July 24, 2014

IBD on IRS BS

Filed under: Privacy/ID Theft,Scams,Taxes & Government — Tom @ 8:59 am

From a Wednesday editorial at Investor’s Business Daily (HT Doug Ross; link added by me; bolds are mine):

… On Monday, the International Association of Information Technology Asset Managers, which deals with such technical questions regarding computer hardware and record retention on a regular basis and which has reacted with the same incredulity as the rest of us, released a list of six basic questions the IRS needs to answer.

1. First, what happened to the IRS’ IT asset managers who seemingly vanished during this critical period? IAITAM , which runs the only worldwide certification program for IT asset managers, says its records show that at least three IRS IT asset managers were moved out of their positions at the time of the May 2013 inspector general’s report that detailed the agency’s targeting practices. What can they tell us?
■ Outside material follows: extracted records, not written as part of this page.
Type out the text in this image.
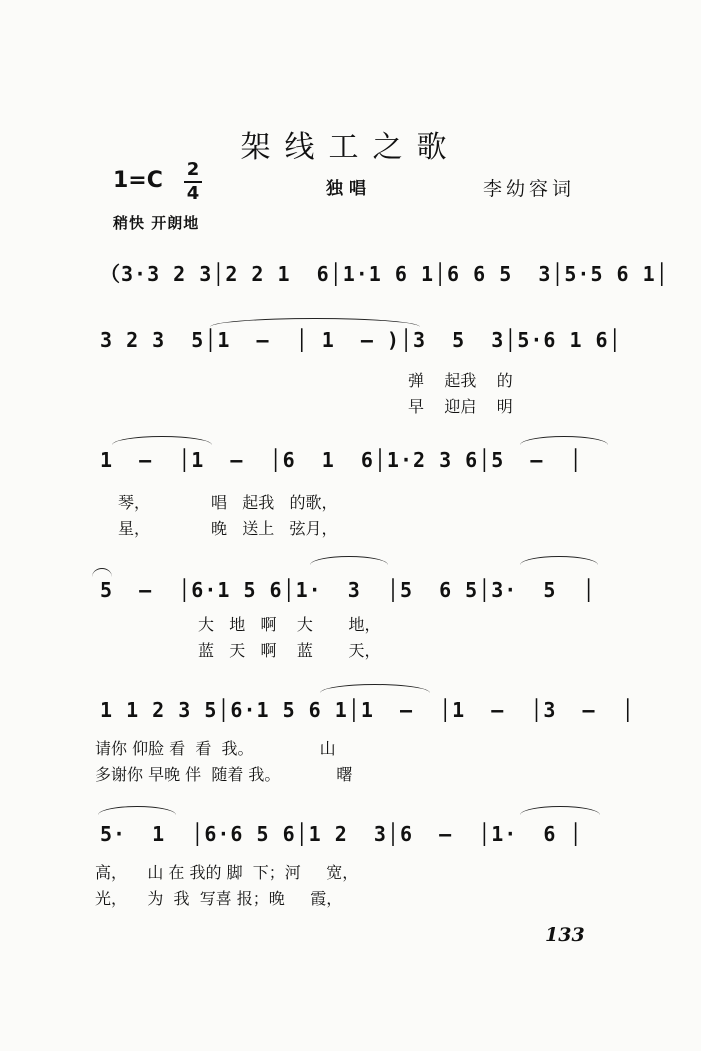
架线工之歌
1=C 2
4	独唱	李幼容词
稍快 开朗地
（3·3 2 3│2 2 1  6│1·1 6 1│6 6 5  3│5·5 6 1│
3 2 3  5│1  —  │ 1  — )│3  5  3│5·6 1 6│
弹    起我    的
早    迎启    明
1  —  │1  —  │6  1  6│1·2 3 6│5  —  │
琴，            唱   起我   的歌，
星，            晚   送上   弦月，
5  —  │6·1 5 6│1·  3  │5  6 5│3·  5  │
大   地   啊    大       地，
蓝   天   啊    蓝       天，
1 1 2 3 5│6·1 5 6 1│1  —  │1  —  │3  —  │
请你 仰脸 看  看  我。             山
多谢你 早晚 伴  随着 我。           曙
5·  1  │6·6 5 6│1 2  3│6  —  │1·  6 │
高，    山 在 我的 脚  下；河     宽，
光，    为  我  写喜 报；晚     霞，
133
2. The hard drives in question are federal property and cannot be destroyed or recycled without proper documentation. “Proper IT asset management requires clear proof and records of destruction when drives are wiped or destroyed,” notes IAITAM President and founder Barbara Rembiesa. Where are these records?
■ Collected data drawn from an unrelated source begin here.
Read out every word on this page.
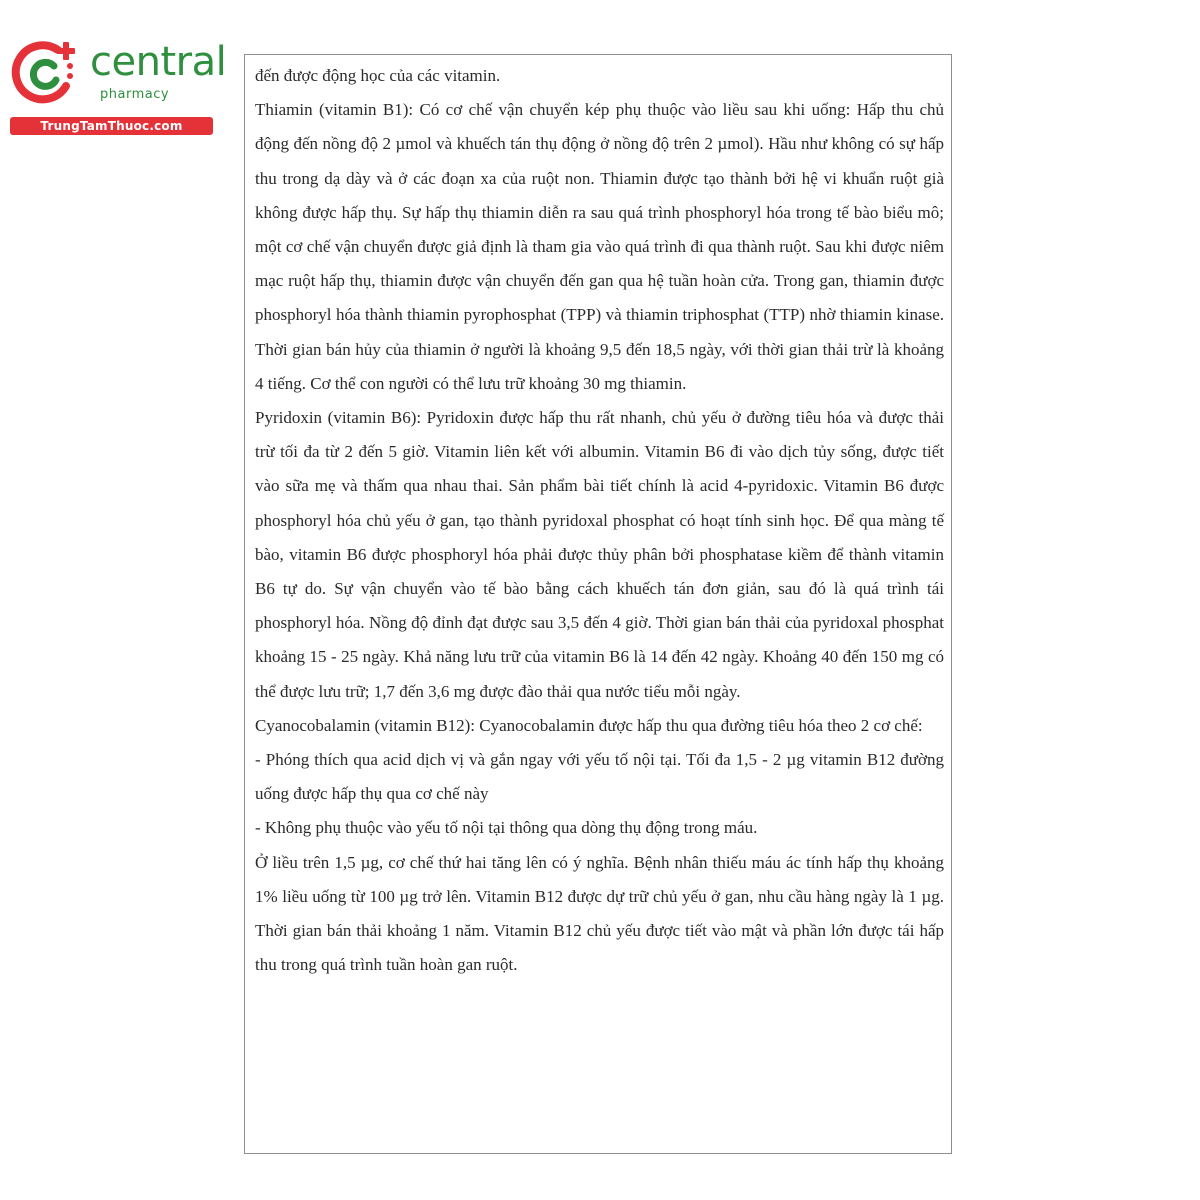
central
pharmacy
TrungTamThuoc.com

đến được động học của các vitamin.

Thiamin (vitamin B1): Có cơ chế vận chuyển kép phụ thuộc vào liều sau khi uống: Hấp thu chủ động đến nồng độ 2 µmol và khuếch tán thụ động ở nồng độ trên 2 µmol). Hầu như không có sự hấp thu trong dạ dày và ở các đoạn xa của ruột non. Thiamin được tạo thành bởi hệ vi khuẩn ruột già không được hấp thụ. Sự hấp thụ thiamin diễn ra sau quá trình phosphoryl hóa trong tế bào biểu mô; một cơ chế vận chuyển được giả định là tham gia vào quá trình đi qua thành ruột. Sau khi được niêm mạc ruột hấp thụ, thiamin được vận chuyển đến gan qua hệ tuần hoàn cửa. Trong gan, thiamin được phosphoryl hóa thành thiamin pyrophosphat (TPP) và thiamin triphosphat (TTP) nhờ thiamin kinase. Thời gian bán hủy của thiamin ở người là khoảng 9,5 đến 18,5 ngày, với thời gian thải trừ là khoảng 4 tiếng. Cơ thể con người có thể lưu trữ khoảng 30 mg thiamin.

Pyridoxin (vitamin B6): Pyridoxin được hấp thu rất nhanh, chủ yếu ở đường tiêu hóa và được thải trừ tối đa từ 2 đến 5 giờ. Vitamin liên kết với albumin. Vitamin B6 đi vào dịch tủy sống, được tiết vào sữa mẹ và thấm qua nhau thai. Sản phẩm bài tiết chính là acid 4-pyridoxic. Vitamin B6 được phosphoryl hóa chủ yếu ở gan, tạo thành pyridoxal phosphat có hoạt tính sinh học. Để qua màng tế bào, vitamin B6 được phosphoryl hóa phải được thủy phân bởi phosphatase kiềm để thành vitamin B6 tự do. Sự vận chuyển vào tế bào bằng cách khuếch tán đơn giản, sau đó là quá trình tái phosphoryl hóa. Nồng độ đỉnh đạt được sau 3,5 đến 4 giờ. Thời gian bán thải của pyridoxal phosphat khoảng 15 - 25 ngày. Khả năng lưu trữ của vitamin B6 là 14 đến 42 ngày. Khoảng 40 đến 150 mg có thể được lưu trữ; 1,7 đến 3,6 mg được đào thải qua nước tiểu mỗi ngày.

Cyanocobalamin (vitamin B12): Cyanocobalamin được hấp thu qua đường tiêu hóa theo 2 cơ chế:

- Phóng thích qua acid dịch vị và gắn ngay với yếu tố nội tại. Tối đa 1,5 - 2 µg vitamin B12 đường uống được hấp thụ qua cơ chế này

- Không phụ thuộc vào yếu tố nội tại thông qua dòng thụ động trong máu.

Ở liều trên 1,5 µg, cơ chế thứ hai tăng lên có ý nghĩa. Bệnh nhân thiếu máu ác tính hấp thụ khoảng 1% liều uống từ 100 µg trở lên. Vitamin B12 được dự trữ chủ yếu ở gan, nhu cầu hàng ngày là 1 µg. Thời gian bán thải khoảng 1 năm. Vitamin B12 chủ yếu được tiết vào mật và phần lớn được tái hấp thu trong quá trình tuần hoàn gan ruột.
3. IAITAM asks if the drives were destroyed by an outside IT asset destruction unit, a not-unusual practice among federal agencies. If so, it adds an entire second layer of documentation of the destruction of these assets, including who approved it.

4. What are the IRS’ specific policies and procedures on document retention when hard drives are damaged or destroyed? In most large private-sector organizations, hard drives and computers are just not tossed in the dumpster or dropped off at the local recycling center until recovery of the lost data is assured.

5. What is the disaster recovery policy at the IRS, an agency responsible for our most sensitive tax information, particularly in light of its statistically implausible number of hard drive crashes?

6. Where are Lerner’s emails from her BlackBerry device and what is on the enterprise server? Some have even suggested Lerner may have off-loaded her emails to what is known as a USB flash drive and still has them in her possession, another federal offense.

The IRS is counting on the general public’s relative ignorance of computer technology to believe its smoke-and-mirror cover-up.

But in the age of the iPad and iPhone, even a child knows that something does not compute here.